There has been recent news from Texas of a fatality relating to use of a portable water birth pool that utlilised a recirculating water system

Earlier this year in the UK there was an outbreak of Legionella associated with similar equipment.

Having designed and supplied portable birth pools from 1987 and installed pools in hospitals since 1988 I probably have a greater knowledge and understanding of the issues relating to their design, engineering and manufacture then any one else.

I created the largest birth pool hire company in the UK hiring out 75-90 portable pools a month and never had an infection control issue.

It’s simple.

These are the rules that need to be followed.

NO recirculating systems of any sort!

This means no jets, no bubbles, no heating, no filtering systems of any sort – just a pool of fresh water, and by fresh I mean no more then 12 hours old.

You’d be amazed how quickly life takes root in a pool of warm water, you can actually feel that after 12 hours a pool of body temperature water feels differently to the way it did originally.

Fill the pool with a new hosepipe.

Hosepipes, piping, tubes of any sort and pumps are the No. 1 Risk!

You don’t know what is going on inside them and you can’t take the risk.

So, fill your birth pool with a NEW hosepipe once your in established labour and play it safe.

IF its a pool that has been used before USE a disposable liner to negate risk of cross infection.

Anything that has been in contact with water before must not be in contact with the water in your birth pool!
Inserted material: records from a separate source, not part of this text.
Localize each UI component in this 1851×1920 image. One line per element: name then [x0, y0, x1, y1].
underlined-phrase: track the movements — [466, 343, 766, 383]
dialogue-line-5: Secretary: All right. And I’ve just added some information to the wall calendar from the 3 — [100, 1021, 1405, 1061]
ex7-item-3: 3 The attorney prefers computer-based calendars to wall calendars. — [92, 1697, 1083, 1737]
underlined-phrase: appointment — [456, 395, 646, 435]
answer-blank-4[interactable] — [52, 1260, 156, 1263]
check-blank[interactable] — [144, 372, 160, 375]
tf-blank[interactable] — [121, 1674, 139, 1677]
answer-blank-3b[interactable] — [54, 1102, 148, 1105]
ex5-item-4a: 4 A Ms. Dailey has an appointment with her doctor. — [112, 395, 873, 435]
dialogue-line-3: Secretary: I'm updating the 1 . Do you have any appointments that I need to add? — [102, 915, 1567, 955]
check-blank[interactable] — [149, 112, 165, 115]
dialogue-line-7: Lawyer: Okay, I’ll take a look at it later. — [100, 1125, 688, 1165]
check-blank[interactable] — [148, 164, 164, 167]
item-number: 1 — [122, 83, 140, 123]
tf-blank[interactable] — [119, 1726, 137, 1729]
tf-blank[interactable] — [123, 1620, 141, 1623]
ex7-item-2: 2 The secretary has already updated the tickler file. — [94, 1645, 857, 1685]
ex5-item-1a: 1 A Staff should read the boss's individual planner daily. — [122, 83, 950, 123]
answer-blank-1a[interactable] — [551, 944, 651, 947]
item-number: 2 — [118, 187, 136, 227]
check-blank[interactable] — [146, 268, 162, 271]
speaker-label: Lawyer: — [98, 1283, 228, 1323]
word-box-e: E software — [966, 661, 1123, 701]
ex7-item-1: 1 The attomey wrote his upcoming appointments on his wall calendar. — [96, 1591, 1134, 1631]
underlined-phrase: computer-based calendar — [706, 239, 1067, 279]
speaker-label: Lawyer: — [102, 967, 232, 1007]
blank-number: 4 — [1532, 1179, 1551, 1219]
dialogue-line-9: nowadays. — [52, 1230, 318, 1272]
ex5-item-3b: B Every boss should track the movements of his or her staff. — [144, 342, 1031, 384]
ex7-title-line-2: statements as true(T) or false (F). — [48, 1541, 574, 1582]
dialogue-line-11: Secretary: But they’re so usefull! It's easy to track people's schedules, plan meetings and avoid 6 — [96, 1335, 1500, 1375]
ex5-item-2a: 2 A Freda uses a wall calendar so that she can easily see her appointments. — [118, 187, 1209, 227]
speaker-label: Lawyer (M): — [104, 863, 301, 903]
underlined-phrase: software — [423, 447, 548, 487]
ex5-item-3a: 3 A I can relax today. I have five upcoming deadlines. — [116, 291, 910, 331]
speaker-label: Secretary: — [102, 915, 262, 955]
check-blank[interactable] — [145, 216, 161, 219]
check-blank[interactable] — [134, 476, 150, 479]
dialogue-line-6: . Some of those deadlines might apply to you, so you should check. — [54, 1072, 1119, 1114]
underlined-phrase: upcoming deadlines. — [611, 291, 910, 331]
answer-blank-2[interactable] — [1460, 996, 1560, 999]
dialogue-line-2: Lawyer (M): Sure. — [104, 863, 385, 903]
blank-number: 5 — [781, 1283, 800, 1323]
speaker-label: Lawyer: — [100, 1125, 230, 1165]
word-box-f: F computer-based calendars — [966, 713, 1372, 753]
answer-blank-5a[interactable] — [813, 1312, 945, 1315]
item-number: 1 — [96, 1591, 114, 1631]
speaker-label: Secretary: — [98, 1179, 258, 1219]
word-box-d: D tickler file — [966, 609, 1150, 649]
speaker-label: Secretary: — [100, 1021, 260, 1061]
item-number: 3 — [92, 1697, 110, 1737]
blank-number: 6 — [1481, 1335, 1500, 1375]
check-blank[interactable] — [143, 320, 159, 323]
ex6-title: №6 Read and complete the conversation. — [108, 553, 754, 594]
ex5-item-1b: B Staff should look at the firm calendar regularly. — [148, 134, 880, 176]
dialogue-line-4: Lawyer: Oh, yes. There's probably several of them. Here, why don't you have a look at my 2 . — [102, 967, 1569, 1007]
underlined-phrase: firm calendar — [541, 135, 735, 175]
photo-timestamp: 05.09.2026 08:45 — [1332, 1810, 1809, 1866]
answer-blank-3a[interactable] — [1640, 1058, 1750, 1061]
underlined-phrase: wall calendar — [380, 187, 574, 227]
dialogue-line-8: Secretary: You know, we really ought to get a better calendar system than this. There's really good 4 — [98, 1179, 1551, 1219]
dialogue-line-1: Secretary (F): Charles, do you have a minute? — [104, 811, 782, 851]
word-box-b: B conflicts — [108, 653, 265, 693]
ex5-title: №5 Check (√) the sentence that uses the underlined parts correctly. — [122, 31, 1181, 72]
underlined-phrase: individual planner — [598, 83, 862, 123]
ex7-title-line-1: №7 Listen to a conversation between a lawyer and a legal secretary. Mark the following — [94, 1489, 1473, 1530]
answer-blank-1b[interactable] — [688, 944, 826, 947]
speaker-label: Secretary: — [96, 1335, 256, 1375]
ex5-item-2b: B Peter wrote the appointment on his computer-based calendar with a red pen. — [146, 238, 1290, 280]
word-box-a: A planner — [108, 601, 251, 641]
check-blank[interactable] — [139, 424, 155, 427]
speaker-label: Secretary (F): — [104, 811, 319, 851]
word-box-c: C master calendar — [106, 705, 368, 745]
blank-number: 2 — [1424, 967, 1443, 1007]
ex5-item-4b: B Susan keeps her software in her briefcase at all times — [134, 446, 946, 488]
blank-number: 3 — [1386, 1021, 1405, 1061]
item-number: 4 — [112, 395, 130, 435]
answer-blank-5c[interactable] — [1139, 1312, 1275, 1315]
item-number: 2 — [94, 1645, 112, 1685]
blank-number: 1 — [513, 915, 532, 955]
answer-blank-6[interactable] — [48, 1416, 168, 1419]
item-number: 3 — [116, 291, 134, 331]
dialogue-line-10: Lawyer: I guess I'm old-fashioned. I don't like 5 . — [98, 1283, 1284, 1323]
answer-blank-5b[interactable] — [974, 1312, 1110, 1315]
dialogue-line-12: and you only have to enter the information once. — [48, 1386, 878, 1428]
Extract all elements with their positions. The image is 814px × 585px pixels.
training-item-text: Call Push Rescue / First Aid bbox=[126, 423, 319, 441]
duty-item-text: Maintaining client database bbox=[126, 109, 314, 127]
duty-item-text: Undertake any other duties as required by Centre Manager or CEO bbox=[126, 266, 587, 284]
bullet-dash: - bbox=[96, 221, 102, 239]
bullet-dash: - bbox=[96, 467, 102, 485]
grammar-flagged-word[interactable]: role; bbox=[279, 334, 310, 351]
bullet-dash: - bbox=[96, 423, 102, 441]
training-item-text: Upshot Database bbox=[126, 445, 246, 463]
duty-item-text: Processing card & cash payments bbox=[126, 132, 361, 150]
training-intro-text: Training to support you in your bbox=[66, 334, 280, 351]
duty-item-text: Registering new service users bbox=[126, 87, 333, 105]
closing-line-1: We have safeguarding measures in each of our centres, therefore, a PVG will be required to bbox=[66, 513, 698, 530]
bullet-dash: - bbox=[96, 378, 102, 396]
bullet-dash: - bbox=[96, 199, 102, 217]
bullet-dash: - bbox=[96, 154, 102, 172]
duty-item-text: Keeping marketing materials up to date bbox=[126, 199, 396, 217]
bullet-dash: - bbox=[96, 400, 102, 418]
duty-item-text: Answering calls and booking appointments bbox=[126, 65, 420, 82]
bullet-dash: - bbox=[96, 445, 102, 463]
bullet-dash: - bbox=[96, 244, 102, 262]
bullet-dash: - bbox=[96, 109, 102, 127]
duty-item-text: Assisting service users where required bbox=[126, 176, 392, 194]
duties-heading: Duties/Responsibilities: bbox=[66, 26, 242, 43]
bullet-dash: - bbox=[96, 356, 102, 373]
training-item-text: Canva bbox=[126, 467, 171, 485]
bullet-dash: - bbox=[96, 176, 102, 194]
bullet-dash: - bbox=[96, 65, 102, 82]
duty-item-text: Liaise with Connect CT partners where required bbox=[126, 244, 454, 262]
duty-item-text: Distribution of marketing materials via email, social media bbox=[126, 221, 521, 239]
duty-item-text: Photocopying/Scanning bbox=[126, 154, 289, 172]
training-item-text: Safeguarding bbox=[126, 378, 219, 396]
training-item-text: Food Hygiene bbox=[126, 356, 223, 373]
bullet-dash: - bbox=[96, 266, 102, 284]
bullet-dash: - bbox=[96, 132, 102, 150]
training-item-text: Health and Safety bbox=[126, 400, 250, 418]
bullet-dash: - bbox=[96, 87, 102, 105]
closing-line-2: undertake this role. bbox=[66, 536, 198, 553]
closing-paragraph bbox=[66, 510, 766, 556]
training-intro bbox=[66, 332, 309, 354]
For water birth pools that are installed in hospital its even more straightforward:

The pool should not have:

• Overflow drains

• Water Inlets

• Hand held showers

• Systems with flexible hoses or pipes for filling and emptying

• Integral or secondary plumbing supply or outlet systems

• Any type of recirculating or pumped water systems such as whirlpool, Jacuzzi, spa, heating, bubbling, filtering etc.

To ensure that health & safety and infection control standards are met we strongly advise that you do not use a water birth pool that has any of these features.

Water Birth Pools should be filled from taps plumbed directly into the hospitals water supply as normal baths are and emptied as a normal bath would be.

Not only do secondary or integral plumbing systems of a proprietary nature present unacceptable risks, they are expensive to purchase, difficult to maintain and unnecessary.

The benefits of water for labour and birth are clear and understood.

The world is poised on a threshold in the proliferation of their use following successful models in the United Kingdom and other countries.

It must be safe!

www.activebirthpools.com


Iggy Crash 10 years ago

There has been legionnaires diseases discovered at The Royal Hobart Hospital too. I'm by now means a home-birth advocate but this is getting a little ridiculous.